In what way does denormalization improve database performance?

Roman picture Roman · Feb 27, 2010 · Viewed 60.7k times · Source

I heard a lot about denormalization which was made to improve performance of certain application. But I've never tried to do anything related.

So, I'm just curious, which places in normalized DB makes performance worse or in other words, what are denormalization principles?

How can I use this technique if I need to improve performance?

Answer

Pascal MARTIN picture Pascal MARTIN · Feb 28, 2010

Denormalization is generally used to either:

  • Avoid a certain number of queries
  • Remove some joins

The basic idea of denormalization is that you'll add redundant data, or group some, to be able to get those data more easily -- at a smaller cost; which is better for performances.


A quick examples?

  • Consider a "Posts" and a "Comments" table, for a blog
    • For each Post, you'll have several lines in the "Comment" table
    • This means that to display a list of posts with the associated number of comments, you'll have to:
      • Do one query to list the posts
      • Do one query per post to count how many comments it has (Yes, those can be merged into only one, to get the number for all posts at once)
      • Which means several queries.
  • Now, if you add a "number of comments" field into the Posts table:
    • You only need one query to list the posts
    • And no need to query the Comments table: the number of comments are already de-normalized to the Posts table.
    • And only one query that returns one more field is better than more queries.

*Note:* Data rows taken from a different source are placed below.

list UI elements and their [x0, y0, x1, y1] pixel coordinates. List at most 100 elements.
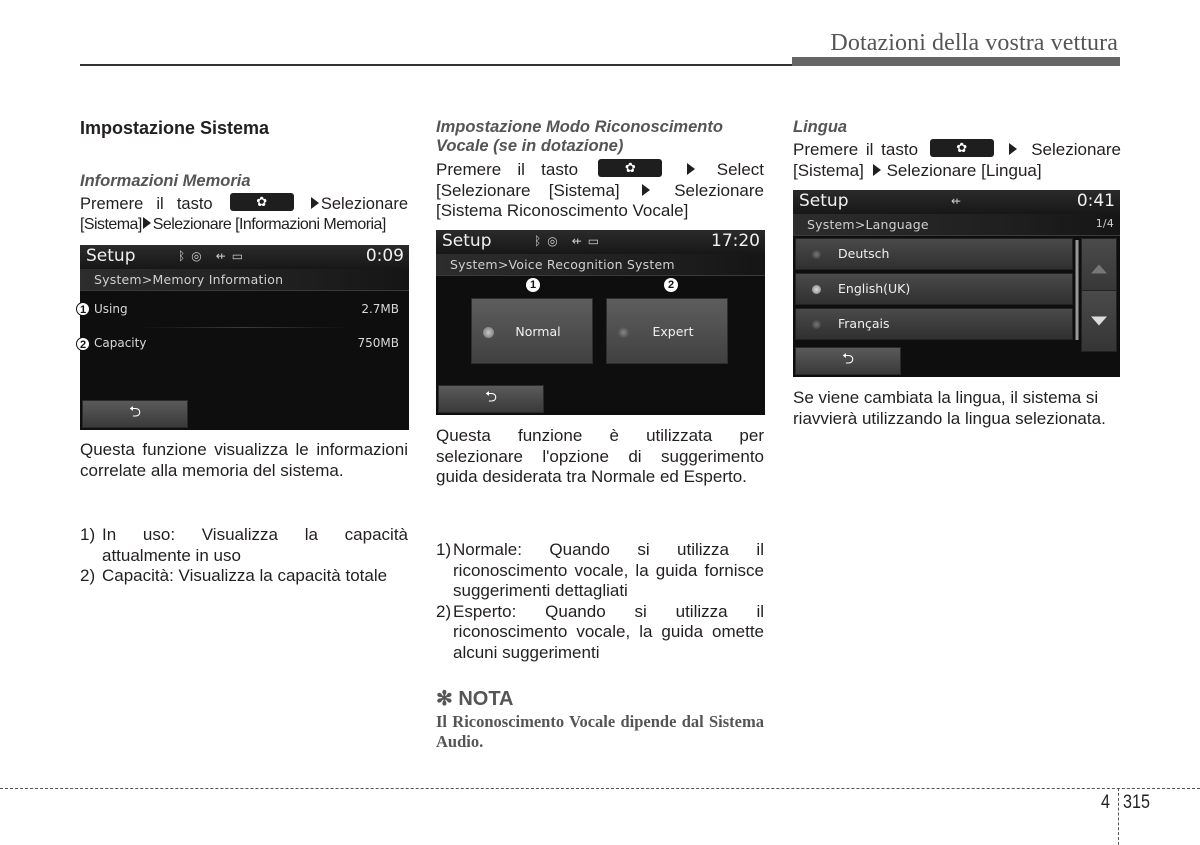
page-indicator: 1/4 — [1095, 217, 1114, 230]
callout-1: 1 — [76, 302, 90, 316]
list-text: Esperto: Quando si utilizza il riconosci… — [453, 601, 764, 662]
gear-icon: ✿ — [956, 139, 968, 155]
section-title: Impostazione Sistema — [80, 118, 270, 138]
status-icons: ⇷ — [951, 194, 967, 208]
back-arrow-icon: ⮌ — [128, 402, 142, 421]
memory-row-capacity: Capacity 750MB — [94, 336, 399, 350]
screen-clock: 0:09 — [365, 246, 404, 266]
description-memory: Questa funzione visualizza le informazio… — [80, 440, 408, 480]
screen-breadcrumb: System>Language 1/4 — [793, 214, 1120, 236]
scroll-down-button[interactable] — [1081, 290, 1117, 352]
callout-2: 2 — [76, 337, 90, 351]
screen-voice-recognition: Setup ᛒ◎ ⇷▭ 17:20 System>Voice Recognitio… — [436, 230, 765, 415]
instr-text: Selezionare [Lingua] — [886, 160, 1042, 180]
language-label: Deutsch — [838, 246, 890, 261]
language-item-english-uk[interactable]: English(UK) — [795, 273, 1073, 305]
screen-language: Setup ⇷ 0:41 System>Language 1/4 Deutsch… — [793, 190, 1120, 377]
bluetooth-icon: ᛒ — [178, 249, 192, 263]
radio-indicator-selected — [812, 285, 821, 294]
note-title: ✻ NOTA — [436, 686, 514, 711]
subtitle-voice-recognition: Impostazione Modo Riconoscimento Vocale … — [436, 118, 723, 155]
callout-1: 1 — [526, 278, 540, 292]
memory-list: 1) In uso: Visualizza la capacità attualm… — [80, 525, 408, 587]
back-button[interactable]: ⮌ — [795, 347, 901, 375]
breadcrumb-text: System>Memory Information — [94, 272, 284, 287]
arrow-up-icon — [1091, 264, 1107, 274]
note-title-text: NOTA — [458, 688, 514, 710]
list-item: 1) In uso: Visualizza la capacità attualm… — [80, 525, 408, 566]
row-divider — [140, 327, 349, 328]
language-item-deutsch[interactable]: Deutsch — [795, 238, 1073, 270]
list-number: 2) — [436, 601, 452, 621]
arrow-right-icon — [142, 216, 151, 229]
instructions-memory: Premere il tasto ✿ Selezionare [Sistema]… — [80, 193, 408, 235]
radio-indicator — [812, 250, 821, 259]
instr-text: [Sistema] — [793, 160, 864, 180]
description-voice: Questa funzione è utilizzata per selezio… — [436, 426, 764, 486]
instr-text: Selezionare — [1031, 140, 1121, 159]
instr-text: Selezionare [Informazioni Memoria] — [152, 215, 387, 233]
instr-text: Select — [716, 160, 764, 179]
list-text: Capacità: Visualizza la capacità totale — [102, 566, 388, 585]
option-normal-button[interactable]: Normal — [471, 298, 593, 364]
language-item-francais[interactable]: Français — [795, 308, 1073, 340]
back-button[interactable]: ⮌ — [438, 385, 544, 413]
note-body: Il Riconoscimento Vocale dipende dal Sis… — [436, 712, 764, 751]
option-label: Normal — [515, 324, 561, 339]
back-arrow-icon: ⮌ — [484, 387, 498, 406]
breadcrumb-text: System>Voice Recognition System — [450, 257, 675, 272]
bluetooth-icon: ᛒ — [534, 234, 548, 248]
option-expert-button[interactable]: Expert — [606, 298, 728, 364]
header-rule-bar — [792, 57, 1120, 66]
footer-divider — [1118, 788, 1119, 845]
list-text: Normale: Quando si utilizza il riconosci… — [453, 540, 764, 600]
back-button[interactable]: ⮌ — [82, 400, 188, 428]
list-item: 1) Normale: Quando si utilizza il riconos… — [436, 540, 764, 602]
instr-text: Premere il tasto — [80, 195, 213, 213]
memory-row-using: Using 2.7MB — [94, 302, 399, 316]
row-value: 2.7MB — [361, 302, 399, 316]
instr-text: Premere il tasto — [436, 160, 579, 179]
gear-icon: ✿ — [624, 159, 636, 175]
back-arrow-icon: ⮌ — [841, 349, 855, 368]
chapter-number: 4 — [1101, 792, 1110, 813]
instr-text: [Sistema Riconoscimento Vocale] — [436, 201, 689, 220]
screen-breadcrumb: System>Memory Information — [80, 269, 409, 291]
usb-icon: ⇷ — [571, 234, 588, 248]
arrow-right-icon — [1009, 143, 1018, 155]
screen-title: Setup — [799, 191, 849, 211]
chapter-header-title: Dotazioni della vostra vettura — [830, 30, 1118, 56]
header-rule — [80, 64, 794, 66]
setup-key-button: ✿ — [598, 159, 663, 177]
row-label: Capacity — [94, 336, 147, 350]
radio-indicator — [812, 320, 821, 329]
language-label: English(UK) — [838, 281, 911, 296]
scrollbar[interactable] — [1075, 240, 1079, 340]
list-item: 2) Esperto: Quando si utilizza il riconos… — [436, 602, 764, 664]
aux-icon: ▭ — [231, 249, 250, 263]
asterisk-icon: ✻ — [436, 688, 453, 710]
aux-icon: ▭ — [587, 234, 606, 248]
arrow-right-icon — [641, 183, 650, 196]
voice-list: 1) Normale: Quando si utilizza il riconos… — [436, 540, 764, 663]
usb-icon: ⇷ — [215, 249, 232, 263]
instr-text: [Sistema] — [80, 215, 142, 233]
instr-text: Selezionare — [320, 195, 408, 213]
status-icons: ᛒ◎ ⇷▭ — [534, 234, 605, 248]
arrow-down-icon — [1091, 316, 1107, 326]
instructions-voice: Premere il tasto ✿ Select [Selezionare [… — [436, 159, 764, 222]
screen-title: Setup — [442, 231, 492, 251]
arrow-right-icon — [872, 163, 881, 176]
arrow-right-icon — [310, 197, 319, 209]
screen-clock: 0:41 — [1076, 191, 1115, 211]
list-number: 1) — [80, 525, 96, 544]
subtitle-memory-info: Informazioni Memoria — [80, 172, 251, 190]
instr-text: [Selezionare [Sistema] — [436, 180, 620, 200]
row-value: 750MB — [357, 336, 400, 350]
language-label: Français — [838, 316, 890, 331]
description-language: Se viene cambiata la lingua, il sistema … — [793, 388, 1106, 428]
usb-icon: ⇷ — [951, 194, 968, 208]
status-icons: ᛒ◎ ⇷▭ — [178, 249, 249, 263]
list-number: 1) — [436, 540, 452, 559]
instr-text: Selezionare — [674, 180, 764, 200]
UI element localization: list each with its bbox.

Now, there are some costs, yes:

  • First, this costs some place on both disk and in memory, as you have some redundant informations:
    • The number of comments are stored in the Posts table
    • And you can also find those number counting on the Comments table
  • Second, each time someone adds/removes a comment, you have to:
    • Save/delete the comment, of course
    • But also, update the corresponding number in the Posts table.
    • But, if your blog has a lot more people reading than writing comments, this is probably not so bad.